It’s never a great sign when a summer “event film” is poised to open at No. 2 at the box office.
But director Ridley Scott’s new version of “Robin Hood,” starring Russell Crowe, has been a challenge for distributor Universal Pictures, given its high cost, serious tone and apparent lack of appeal to the young moviegoers who usually drive big openings.
Hollywood executives who have seen pre-release polling of potential moviegoers expect the film to open with $40 million to $45 million in the U.S. and Canada. That would put it behind “Iron Man 2,” which is expected to take in roughly $60 million on its second weekend after launching to a strong $128.1 million.

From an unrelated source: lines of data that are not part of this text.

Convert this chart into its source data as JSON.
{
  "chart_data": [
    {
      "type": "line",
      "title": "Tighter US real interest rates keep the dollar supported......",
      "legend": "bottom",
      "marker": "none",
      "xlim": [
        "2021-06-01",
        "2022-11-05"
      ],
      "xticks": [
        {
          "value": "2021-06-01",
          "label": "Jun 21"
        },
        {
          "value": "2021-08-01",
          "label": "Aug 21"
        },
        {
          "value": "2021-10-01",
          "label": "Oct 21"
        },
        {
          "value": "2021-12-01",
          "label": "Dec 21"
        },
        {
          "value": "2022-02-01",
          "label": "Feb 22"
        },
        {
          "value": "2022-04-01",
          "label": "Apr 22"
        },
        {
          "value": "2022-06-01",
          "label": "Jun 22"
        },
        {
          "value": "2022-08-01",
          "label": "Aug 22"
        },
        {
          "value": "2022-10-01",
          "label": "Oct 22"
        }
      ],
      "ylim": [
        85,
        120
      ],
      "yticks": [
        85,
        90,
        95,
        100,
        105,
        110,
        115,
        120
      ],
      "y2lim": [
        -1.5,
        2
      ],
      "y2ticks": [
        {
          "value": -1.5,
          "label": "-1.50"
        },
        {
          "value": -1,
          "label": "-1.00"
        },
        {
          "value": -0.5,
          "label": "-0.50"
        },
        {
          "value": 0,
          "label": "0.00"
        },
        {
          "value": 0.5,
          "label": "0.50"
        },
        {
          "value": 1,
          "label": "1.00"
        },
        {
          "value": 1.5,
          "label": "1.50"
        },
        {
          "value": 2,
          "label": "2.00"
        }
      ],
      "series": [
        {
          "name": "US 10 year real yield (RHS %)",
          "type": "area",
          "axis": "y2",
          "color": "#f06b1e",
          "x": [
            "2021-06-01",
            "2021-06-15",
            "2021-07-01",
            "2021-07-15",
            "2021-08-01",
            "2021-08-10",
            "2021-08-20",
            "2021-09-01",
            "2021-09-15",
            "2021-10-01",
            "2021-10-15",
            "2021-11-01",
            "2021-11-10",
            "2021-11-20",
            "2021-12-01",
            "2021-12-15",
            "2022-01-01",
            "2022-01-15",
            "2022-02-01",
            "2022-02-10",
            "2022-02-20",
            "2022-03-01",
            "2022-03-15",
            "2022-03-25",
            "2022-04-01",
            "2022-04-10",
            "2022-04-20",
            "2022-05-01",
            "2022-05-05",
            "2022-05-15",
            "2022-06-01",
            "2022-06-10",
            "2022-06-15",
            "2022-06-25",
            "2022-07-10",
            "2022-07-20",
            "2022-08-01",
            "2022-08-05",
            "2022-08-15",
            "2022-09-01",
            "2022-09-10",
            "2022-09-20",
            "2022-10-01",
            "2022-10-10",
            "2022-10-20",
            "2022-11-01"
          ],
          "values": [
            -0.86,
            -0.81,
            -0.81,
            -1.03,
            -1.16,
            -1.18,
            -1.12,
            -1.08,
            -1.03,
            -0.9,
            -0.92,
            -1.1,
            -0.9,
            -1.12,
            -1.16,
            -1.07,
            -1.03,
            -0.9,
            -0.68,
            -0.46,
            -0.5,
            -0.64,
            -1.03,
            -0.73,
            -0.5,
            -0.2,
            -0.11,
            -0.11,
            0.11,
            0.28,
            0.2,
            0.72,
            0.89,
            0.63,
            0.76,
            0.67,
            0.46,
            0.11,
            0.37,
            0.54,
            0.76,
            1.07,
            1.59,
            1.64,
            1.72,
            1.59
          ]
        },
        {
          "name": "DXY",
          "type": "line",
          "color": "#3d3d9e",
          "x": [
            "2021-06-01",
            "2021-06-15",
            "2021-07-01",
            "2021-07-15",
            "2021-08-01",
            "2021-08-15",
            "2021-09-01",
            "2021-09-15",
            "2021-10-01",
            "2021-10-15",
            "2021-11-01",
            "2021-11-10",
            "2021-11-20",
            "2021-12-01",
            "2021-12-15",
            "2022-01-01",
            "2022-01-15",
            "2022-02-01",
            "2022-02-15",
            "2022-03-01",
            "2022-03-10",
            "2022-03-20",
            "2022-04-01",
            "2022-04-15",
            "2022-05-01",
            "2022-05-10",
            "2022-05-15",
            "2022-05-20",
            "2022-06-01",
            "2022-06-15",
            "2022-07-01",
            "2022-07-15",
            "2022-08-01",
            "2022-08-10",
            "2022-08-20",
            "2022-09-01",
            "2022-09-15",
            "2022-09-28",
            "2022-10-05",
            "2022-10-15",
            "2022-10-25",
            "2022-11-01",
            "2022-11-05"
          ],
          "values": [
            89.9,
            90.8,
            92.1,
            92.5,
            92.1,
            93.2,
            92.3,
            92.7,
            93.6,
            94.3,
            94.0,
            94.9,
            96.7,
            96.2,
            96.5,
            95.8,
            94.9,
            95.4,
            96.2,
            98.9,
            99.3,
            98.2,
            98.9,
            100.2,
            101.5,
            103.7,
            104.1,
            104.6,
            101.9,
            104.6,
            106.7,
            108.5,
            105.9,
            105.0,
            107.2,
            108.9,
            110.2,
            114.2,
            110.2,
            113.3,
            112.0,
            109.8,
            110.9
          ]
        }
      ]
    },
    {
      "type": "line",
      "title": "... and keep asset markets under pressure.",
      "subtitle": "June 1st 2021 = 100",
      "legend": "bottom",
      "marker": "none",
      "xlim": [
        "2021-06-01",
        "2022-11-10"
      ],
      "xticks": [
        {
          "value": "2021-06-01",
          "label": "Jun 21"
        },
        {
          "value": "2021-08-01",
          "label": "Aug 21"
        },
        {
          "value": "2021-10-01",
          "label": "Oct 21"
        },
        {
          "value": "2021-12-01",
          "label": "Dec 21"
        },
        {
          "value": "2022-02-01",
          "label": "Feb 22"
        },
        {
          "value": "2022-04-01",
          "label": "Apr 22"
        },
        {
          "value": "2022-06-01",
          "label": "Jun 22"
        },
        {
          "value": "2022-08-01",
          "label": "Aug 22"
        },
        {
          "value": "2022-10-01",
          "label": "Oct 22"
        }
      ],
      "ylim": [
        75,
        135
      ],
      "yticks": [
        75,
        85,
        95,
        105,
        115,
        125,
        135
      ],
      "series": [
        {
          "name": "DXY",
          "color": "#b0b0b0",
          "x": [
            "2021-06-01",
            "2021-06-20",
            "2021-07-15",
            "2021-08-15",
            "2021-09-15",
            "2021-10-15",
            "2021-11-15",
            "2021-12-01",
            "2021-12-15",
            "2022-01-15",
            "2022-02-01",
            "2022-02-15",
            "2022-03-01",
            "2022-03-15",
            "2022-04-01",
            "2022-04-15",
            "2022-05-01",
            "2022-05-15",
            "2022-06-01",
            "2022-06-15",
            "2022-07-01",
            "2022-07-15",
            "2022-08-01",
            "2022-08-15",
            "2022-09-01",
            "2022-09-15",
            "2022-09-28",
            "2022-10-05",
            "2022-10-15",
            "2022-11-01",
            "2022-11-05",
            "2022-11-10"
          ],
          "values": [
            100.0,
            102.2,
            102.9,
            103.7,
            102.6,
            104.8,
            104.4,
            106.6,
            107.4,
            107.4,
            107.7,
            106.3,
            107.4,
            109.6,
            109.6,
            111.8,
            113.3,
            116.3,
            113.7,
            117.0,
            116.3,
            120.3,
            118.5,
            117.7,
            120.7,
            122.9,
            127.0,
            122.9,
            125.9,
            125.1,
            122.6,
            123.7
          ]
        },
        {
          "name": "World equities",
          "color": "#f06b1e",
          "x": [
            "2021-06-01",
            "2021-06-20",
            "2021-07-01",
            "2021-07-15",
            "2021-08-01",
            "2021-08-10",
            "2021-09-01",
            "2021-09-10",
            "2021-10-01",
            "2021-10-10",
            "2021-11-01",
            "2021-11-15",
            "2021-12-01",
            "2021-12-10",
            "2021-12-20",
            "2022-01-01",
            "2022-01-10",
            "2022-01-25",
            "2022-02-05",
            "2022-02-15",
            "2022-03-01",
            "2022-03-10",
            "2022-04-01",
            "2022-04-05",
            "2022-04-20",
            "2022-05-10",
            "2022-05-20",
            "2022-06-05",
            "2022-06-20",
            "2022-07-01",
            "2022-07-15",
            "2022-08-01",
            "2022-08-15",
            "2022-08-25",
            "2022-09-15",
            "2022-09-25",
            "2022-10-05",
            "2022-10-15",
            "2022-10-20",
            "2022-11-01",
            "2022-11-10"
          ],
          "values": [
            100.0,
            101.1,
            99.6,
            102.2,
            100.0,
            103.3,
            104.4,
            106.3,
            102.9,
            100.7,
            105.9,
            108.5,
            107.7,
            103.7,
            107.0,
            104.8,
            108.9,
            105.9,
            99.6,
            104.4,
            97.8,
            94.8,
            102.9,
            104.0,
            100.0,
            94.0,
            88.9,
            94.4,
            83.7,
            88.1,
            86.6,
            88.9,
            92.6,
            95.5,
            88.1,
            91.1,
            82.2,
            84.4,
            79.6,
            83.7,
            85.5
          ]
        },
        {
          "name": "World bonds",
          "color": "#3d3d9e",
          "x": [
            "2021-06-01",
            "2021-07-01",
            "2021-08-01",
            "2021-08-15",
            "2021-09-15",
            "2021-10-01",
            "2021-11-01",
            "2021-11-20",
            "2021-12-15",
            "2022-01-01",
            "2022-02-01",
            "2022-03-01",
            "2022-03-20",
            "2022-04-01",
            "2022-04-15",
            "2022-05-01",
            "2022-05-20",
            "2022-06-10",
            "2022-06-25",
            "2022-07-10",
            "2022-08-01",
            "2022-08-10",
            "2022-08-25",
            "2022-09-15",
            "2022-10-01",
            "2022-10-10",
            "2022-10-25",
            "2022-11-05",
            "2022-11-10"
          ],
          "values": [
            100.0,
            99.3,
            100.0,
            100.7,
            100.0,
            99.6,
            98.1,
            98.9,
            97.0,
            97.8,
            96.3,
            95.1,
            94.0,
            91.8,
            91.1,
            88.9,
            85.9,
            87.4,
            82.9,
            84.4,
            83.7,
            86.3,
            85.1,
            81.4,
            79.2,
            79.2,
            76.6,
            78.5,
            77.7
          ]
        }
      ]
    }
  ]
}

Universal executives are counting on much higher ticket sales overseas, however, as the picture opens in every major foreign territory this week except Japan and China. People at the studio say the film should gross about twice as much internationally as it does domestically, which means they’re looking for a worldwide total through Sunday of more than $100 million.
“Robin Hood” opened in several European countries Wednesday and took in a solid $6 million, with good starts in France and Britain, where the story is set and the film was shot. It debuted this week at the Cannes Film Festival in France to a mixed response.
Reviews so far have been less than enthusiastic, which could harm the movie given that it is aimed mainly at adults, who tend to care more about what critics have to say than teenagers. Young men have shown some interest in the film, but not many young women are expected to attend based on polls conducted before the movie’s opening.
Director Scott has a mixed record with historical dramas. His 2001 epic “Gladiator,” which also starred Crowe and won the Oscar for best picture, opened to $35 million but ended up with a very strong $188 million domestically. However, 2005’s “Kingdom of Heaven” was a major flop with a total of just $47 million in U.S. and Canadian ticket sales. Scott and Crowe’s last collaboration, “Body of Lies,” was a serious-minded bust, grossing just $39 million in 2008.
Unsurprisingly, Universal’s advertising for “Robin Hood” has attempted to position the film as “Gladiator” in Sherwood Forest.
The best scenario for Universal and its financing partner, Relativity Media, appears to be making a modest success out of “Robin Hood,” given its high cost.
Two people familiar with the budget said it cost at least $200 million to produce, though a studio spokesman said the final tally was $155 million after tax credits. That doesn’t include, however, at least $25 million that the studio wrote off after the production initially planned to start in 2008 was delayed.
Barring a major surprise, “Robin Hood” won’t be the big hit that Universal and Relativity could use after releasing two costly flops earlier in the year: “Green Zone” and “The Wolfman.”
On a smaller scale, “Letters to Juliet” looks like it could be a respectable hit, as tracking surveys indicate the low-budget romantic drama starring Amanda Seyfried could debut with close to $20 million based on strong interest from young women. That would be a healthy start given that distributor Summit Entertainment spent about $30 million to make the picture and presold the international rights to help offset the production cost.
Seyfried’s last romantic film aimed at the same demographic, “Dear John,” co-starring Channing Tatum, opened in February to a solid $30.5 million and ultimately grossed $80 million.
Fox Searchlight’s romantic comedy “Just Wright,” which stars Queen Latifah and rapper Common, isn’t expected to make much of an impression this weekend as it’s expected to open to around $10 million.